Quizás lo que más me ha gustado de este proyecto es la anonimidad de la radio. Aún hay gente que me saluda y no sabe bien qué pega estoy haciendo en el pueblo. Igual eso es entretenido, porque cada vez que alguien me pregunta, les digo -¿has escuchado las historias de las señoras en la radio? Eso hago.-
Y les cambia la cara. En parte porque conocen el programa y el proyecto, en parte porque como igual al introducir las cápsulas conversamos un poco, entonces hay una imagen mental, un reconocimiento o sensación de familiaridad, y en parte porque parece que mi voz y mi cara no calzan, lo que siempre trae un ligero velo de decepción al encuentro.
Esta semana se le sumó una nueva capa al proyecto. Tomé las 12 grabaciones que tenía hasta ese momento y las instalé junto a unos parlantes en 3 plazas públicas de la costanera de Tortel. La reproducción de las grabaciones se activa con un sensor de movimiento, por lo que al ingresar a una plaza, el dispositivo ‘sabe’ que entró alguien y se comienza a reproducir el audio de la historia de alguna de las vecinas. Así, te puedes sentar a escuchar las historias en un ambiente más íntimo y reflexivo –las plazas suelen estar vacías durante el día- y en las tardes se produce una relación extraña, ya que en el espacio se entremezclan los juegos de los niños con las grabaciones. El primer día que monté los dispositivos, los niños de mi sector se dedicaron a ayudarme, a sostenerme la escalera y pasarme herramientas y cuidarme las cosas mientras iba y venía (la plaza de mi sector resultó tener problemas en la instalación eléctrica, lo que dificultó el proceso). Luego se sentaron a escuchar los audios. Al otro día sus mamás me comentaron que estuvieron hasta tarde ahí, escuchando.
El primer día en el sector contrario del pueblo, fue justamente la experiencia opuesta.
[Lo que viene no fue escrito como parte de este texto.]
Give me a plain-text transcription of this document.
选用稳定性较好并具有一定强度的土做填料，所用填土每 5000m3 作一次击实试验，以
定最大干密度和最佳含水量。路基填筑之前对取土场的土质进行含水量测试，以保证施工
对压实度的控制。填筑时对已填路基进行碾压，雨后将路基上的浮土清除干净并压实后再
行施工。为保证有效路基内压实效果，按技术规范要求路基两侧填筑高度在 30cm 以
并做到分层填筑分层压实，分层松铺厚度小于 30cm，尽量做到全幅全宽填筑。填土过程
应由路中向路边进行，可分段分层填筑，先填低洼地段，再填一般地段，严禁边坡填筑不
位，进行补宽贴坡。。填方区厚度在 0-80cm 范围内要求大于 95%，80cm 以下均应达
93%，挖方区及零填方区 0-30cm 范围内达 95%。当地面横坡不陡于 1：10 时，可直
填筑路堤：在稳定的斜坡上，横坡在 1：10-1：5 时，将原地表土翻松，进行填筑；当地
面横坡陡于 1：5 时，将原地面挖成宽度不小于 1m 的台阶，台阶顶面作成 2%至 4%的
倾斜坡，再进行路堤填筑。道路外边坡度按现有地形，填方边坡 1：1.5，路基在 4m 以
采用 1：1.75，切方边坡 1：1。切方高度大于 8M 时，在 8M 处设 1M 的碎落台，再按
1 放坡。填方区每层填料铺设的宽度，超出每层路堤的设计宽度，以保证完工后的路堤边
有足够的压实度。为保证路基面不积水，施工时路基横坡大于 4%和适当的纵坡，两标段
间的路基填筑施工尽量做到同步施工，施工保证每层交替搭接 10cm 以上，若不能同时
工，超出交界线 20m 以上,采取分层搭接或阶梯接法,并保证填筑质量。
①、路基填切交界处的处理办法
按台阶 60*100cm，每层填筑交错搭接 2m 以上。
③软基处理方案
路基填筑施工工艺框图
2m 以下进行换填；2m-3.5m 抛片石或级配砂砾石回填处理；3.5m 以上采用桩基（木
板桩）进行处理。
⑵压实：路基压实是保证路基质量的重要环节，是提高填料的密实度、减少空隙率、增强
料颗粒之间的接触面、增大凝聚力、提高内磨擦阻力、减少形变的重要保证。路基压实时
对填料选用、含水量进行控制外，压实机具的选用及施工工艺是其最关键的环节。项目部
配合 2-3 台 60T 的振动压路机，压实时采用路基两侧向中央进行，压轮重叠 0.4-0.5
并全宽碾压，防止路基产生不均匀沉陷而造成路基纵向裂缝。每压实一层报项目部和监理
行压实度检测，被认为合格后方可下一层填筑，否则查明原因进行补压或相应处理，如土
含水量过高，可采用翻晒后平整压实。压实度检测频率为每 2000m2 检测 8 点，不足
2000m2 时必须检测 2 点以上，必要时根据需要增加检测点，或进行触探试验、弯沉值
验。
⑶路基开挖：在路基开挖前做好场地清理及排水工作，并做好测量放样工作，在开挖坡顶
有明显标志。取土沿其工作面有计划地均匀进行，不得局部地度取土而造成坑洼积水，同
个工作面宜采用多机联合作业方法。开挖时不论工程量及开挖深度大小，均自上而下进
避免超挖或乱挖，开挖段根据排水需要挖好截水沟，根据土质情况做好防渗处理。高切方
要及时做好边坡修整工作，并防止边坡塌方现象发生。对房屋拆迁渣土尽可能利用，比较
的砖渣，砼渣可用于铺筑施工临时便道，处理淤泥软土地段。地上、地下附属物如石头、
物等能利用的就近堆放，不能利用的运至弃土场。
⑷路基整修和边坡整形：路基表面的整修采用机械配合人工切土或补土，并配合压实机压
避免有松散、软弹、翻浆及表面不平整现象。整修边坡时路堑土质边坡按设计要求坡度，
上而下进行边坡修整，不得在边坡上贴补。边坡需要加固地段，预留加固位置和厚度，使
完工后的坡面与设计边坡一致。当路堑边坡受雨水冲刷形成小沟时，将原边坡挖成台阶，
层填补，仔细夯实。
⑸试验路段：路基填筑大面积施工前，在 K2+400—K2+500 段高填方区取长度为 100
Me demoré 24 horas en conseguirme una engrapadora para colocar los instructivos que describen el proyecto que gatilla la instalación y su funcionamiento. Cuando llegué a cachetear el instructivo, quedaba solo el parlante y la caja rota del dispositivo, los componentes desaparecidos. Luego de llegar con Carabineros, los niños me contaron que lo habían bajado a palos y tiraron las piezas al monte. El Mayor los hizo buscar hasta recuperar todo y luego yo conversé un poco con ellos. Les pregunté si habían escuchado lo que decía el parlante. Me dijeron que no. Les conté que eran las historias de la radio. Esas de sus mamás, abuelas, vecinas y tías y les pregunté si a ellos les gustaría que alguien rompiera a palos la historia de su mamá. Claramente no. Además les conté cómo funcionaba y que todo ese equipo queda para hacer talleres de robótica en la Escuela el próximo año. Que ya está conversado con el profe Juan. Se sintieron peor. Finalmente quedaron a cargo de cuidar los 3 dispositivos a lo largo del pueblo –so pena de verme llegar a hablar con sus mamás junto con Carabineros- y como pude arreglar los dispositivos, no hice una denuncia. Esto fue el martes. Al otro día después de clases me contaron algunos que estuvieron escuchando. Hoy sigue todo funcionando sin problemas.
Pero luego de estos primeros encuentros disparejos, ambas situaciones coexisten de manera paralela, pero a destiempo. Los niños juegan, gritan y corren. Y al sentirlos moverse, las señoras hablan y hablan y hablan. Acostumbrados a coexistir, ninguno parece estar consciente del otro. Para quienes lo miramos desde afuera, ahí, en esas plazas, se conjugan gritos, grabaciones, movimientos súbitos, olas, viento, lluvia y silencio. Generaciones que parecen vivir en realidades paralelas. En esos minutos, las plazas se vuelven en reflejos vivientes de Tortel.